[Met Performance] CID:144730
Aida {493} Civic Opera House, Chicago, Illinois: 04/25/1947.

(Review)


Chicago, Illinois
April 25, 1947


AIDA {493}
Giuseppe Verdi--Antonio Ghislanzoni

Aida....................Daniza Ilitsch
Radamès.................Kurt Baum
Amneris.................Blanche Thebom
Amonasro................Leonard Warren
Ramfis..................Virgilio Lazzari
King....................Philip Kinsman
Messenger...............Lodovico Oliviero
Priestess...............Thelma Votipka
Dance...................Lorraine Ammerman
Dance...................Irene Hawthorne
Dance...................Elissa Minet
Dance...................Ilona Murai
Dance...................Leon Varkas

Conductor...............Cesare Sodero


Review of Albert Goldberg in the Chicago Tribune

Miss Thebom, Warren Stars of Met's "Aida"

When Verdi composed "Aida" he wrote a quartet of stellar parts, yet it would take a lot of thinking back to remember when the contralto and baritone completely dominated a performance as they did in the Metropolitan Opera presentation in the Civic Opera House last night. Kurt Baum was a defiantly improved Radames and Daniza Illitsch, the new Yugolsavian soprano, was an interesting Aida, but the banners belong to Blanche Thebom as Amneris and Leonard Warren as Amonasro.

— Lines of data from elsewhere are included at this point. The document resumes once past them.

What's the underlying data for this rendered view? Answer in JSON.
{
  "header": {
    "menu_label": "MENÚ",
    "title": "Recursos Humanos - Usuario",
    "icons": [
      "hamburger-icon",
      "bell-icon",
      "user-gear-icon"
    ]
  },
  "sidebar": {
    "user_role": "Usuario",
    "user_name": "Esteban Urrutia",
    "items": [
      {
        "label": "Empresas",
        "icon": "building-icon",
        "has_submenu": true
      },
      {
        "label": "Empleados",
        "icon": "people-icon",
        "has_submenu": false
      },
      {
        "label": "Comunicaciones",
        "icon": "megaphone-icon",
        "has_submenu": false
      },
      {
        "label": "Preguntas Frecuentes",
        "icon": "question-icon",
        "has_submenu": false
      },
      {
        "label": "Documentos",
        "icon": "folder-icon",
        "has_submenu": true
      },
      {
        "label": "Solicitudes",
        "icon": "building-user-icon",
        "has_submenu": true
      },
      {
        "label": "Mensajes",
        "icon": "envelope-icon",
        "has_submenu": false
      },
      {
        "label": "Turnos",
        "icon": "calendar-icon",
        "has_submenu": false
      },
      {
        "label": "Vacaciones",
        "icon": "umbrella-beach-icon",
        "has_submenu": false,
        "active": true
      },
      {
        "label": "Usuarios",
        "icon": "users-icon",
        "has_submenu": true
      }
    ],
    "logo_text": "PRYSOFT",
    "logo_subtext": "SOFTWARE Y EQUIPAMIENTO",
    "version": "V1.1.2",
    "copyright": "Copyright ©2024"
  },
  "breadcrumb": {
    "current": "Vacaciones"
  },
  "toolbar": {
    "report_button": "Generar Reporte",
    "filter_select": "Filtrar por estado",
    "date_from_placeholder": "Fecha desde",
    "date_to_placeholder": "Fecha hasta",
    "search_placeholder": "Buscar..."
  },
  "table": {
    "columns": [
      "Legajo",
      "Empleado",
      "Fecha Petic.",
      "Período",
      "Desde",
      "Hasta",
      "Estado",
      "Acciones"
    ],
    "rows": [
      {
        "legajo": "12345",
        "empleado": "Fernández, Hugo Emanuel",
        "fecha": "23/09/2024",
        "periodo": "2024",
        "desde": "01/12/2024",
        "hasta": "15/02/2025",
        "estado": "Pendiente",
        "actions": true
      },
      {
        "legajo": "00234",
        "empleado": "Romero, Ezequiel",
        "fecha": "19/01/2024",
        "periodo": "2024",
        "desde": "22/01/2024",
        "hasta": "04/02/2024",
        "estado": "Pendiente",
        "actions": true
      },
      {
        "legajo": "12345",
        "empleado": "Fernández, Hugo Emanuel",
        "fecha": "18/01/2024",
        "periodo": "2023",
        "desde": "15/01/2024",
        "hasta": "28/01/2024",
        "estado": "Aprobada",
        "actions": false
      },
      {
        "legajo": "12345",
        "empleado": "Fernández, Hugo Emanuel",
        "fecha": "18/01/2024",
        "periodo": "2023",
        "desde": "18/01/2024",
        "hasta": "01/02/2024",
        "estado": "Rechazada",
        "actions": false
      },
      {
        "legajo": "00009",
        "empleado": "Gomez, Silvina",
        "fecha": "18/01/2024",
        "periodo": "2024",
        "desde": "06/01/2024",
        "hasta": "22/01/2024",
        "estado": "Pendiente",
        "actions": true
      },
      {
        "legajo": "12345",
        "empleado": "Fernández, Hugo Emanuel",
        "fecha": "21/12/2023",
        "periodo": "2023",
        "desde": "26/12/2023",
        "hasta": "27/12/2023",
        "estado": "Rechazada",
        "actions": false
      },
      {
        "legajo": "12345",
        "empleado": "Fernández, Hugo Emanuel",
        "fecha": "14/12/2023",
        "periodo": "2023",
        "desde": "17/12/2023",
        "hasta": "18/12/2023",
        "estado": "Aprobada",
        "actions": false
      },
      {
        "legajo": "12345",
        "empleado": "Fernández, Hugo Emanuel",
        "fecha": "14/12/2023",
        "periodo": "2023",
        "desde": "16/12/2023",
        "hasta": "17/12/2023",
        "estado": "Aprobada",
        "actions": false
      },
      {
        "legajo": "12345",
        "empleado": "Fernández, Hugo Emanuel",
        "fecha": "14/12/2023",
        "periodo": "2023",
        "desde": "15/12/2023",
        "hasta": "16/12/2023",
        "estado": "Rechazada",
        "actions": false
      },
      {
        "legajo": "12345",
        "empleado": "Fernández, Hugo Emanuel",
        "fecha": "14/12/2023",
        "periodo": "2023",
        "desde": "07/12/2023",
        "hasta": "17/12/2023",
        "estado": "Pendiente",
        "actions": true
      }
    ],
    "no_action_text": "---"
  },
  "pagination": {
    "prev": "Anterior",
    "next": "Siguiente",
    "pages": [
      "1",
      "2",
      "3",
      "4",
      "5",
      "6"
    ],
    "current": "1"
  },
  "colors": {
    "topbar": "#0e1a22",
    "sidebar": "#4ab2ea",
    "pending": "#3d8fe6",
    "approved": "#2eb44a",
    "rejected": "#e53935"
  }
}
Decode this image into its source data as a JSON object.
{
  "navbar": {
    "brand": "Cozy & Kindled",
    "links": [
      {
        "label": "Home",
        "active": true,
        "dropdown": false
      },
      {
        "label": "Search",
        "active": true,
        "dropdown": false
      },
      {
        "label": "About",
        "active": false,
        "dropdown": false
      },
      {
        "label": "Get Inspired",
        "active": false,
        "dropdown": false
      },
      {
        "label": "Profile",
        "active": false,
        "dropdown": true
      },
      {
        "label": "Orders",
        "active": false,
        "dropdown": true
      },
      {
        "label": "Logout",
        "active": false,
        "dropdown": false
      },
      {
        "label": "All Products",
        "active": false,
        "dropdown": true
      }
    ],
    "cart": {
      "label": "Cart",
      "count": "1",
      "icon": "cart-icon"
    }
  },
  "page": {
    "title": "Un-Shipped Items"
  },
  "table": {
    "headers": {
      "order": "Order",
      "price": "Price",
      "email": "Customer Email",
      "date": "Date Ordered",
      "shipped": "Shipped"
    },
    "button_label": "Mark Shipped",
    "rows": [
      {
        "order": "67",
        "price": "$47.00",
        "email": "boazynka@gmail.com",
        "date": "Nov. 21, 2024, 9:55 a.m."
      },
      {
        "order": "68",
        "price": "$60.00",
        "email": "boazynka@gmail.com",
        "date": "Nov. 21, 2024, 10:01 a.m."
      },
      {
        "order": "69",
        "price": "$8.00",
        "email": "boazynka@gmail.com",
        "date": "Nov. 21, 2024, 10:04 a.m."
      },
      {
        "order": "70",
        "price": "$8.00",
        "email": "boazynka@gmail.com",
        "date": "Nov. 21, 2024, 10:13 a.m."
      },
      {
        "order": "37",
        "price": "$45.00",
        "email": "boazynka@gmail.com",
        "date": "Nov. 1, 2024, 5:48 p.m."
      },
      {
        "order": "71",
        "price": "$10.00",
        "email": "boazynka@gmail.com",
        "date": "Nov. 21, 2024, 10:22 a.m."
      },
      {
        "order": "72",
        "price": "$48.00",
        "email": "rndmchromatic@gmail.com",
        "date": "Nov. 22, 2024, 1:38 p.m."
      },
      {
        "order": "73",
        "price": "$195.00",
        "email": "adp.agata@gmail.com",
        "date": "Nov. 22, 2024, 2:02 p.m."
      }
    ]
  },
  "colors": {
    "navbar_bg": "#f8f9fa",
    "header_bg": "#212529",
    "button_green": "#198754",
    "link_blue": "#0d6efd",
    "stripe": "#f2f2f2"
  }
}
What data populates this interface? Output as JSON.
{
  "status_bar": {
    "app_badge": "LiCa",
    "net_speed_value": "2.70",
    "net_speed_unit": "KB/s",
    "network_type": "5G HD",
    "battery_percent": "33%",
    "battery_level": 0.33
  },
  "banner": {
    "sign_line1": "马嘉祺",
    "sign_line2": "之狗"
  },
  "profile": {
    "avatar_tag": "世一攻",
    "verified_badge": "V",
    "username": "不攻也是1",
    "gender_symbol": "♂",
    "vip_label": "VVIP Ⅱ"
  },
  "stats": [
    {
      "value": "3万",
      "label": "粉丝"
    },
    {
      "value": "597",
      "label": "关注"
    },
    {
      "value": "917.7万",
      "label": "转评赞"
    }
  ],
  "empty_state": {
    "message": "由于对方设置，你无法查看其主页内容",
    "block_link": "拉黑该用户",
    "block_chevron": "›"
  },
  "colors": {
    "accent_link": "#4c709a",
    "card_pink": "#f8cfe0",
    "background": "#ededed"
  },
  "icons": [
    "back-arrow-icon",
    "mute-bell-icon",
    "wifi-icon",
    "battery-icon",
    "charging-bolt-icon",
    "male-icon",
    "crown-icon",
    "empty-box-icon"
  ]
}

Miss Thebom is an answer to an operagoer's prayer and an impresario's dream. Even in a day when youth and slender figures and fresh young voices are crowding the plush and the shrill and the overstuffed out of opera, Miss Thebom still is something of a phenomenon. Her contralto has the bright gleam that brings color and life to a phrase and she is both a beauty and an actress, one who can dominate a scene without pushing the other characters off the stage, and one who knows the value of pose and gesture. And she can wear costumes!

She is not yet completely the mistress of the grand Verdian line of melody; she has not entirely learned how to rely upon the composer for the power that is inherent in the music without advantageous assistance from the interpreter, but to such a voice and such a talent nothing should be impossible.

The grand manner of Verdian singing was the monopoly of Leonard Warren in this "Aida." His baritone soared over the triumphal scene more like the conqueror than the conquered; you had to remember back to Cesare Formichi for an adequate comparison.

Miss Illitsch is a singer whose Aida inspired more respect than affection or enthusiasm. She is a routine artist who knows her way about the stage as well as the score. Her voice is not of any grater proportions than those of other recent Aidas, and it might be heard to more advantage in a less dramatic role. It had some fine moments, notably the close of the scene with Amneris; but its evenness is not remarkable, and the high C of "O patria mia" was not without its perils.

Mr. Baum's tenor in the [first] scene was free and rounder than it has been in times past, and its respect for the pitch has improved tho it has not attained perfection in that department. Phillip Kinsman's King was a regal figure with a voice that promises royal dividends, and Virgillio Lazzari, replacing Giacomo Vaghi, as the High Priest was his old, unimprovable self.

Cesare Sodero's conducting kept the show together but was sacredly a masterpiece of pacing. The stage was constantly packed with supers, which is one way of staging "Aida" and the ballet, headed by Irene Hawthorne and Leon Varkas was as good as the conventional choreography of Boris Romanoff permitted.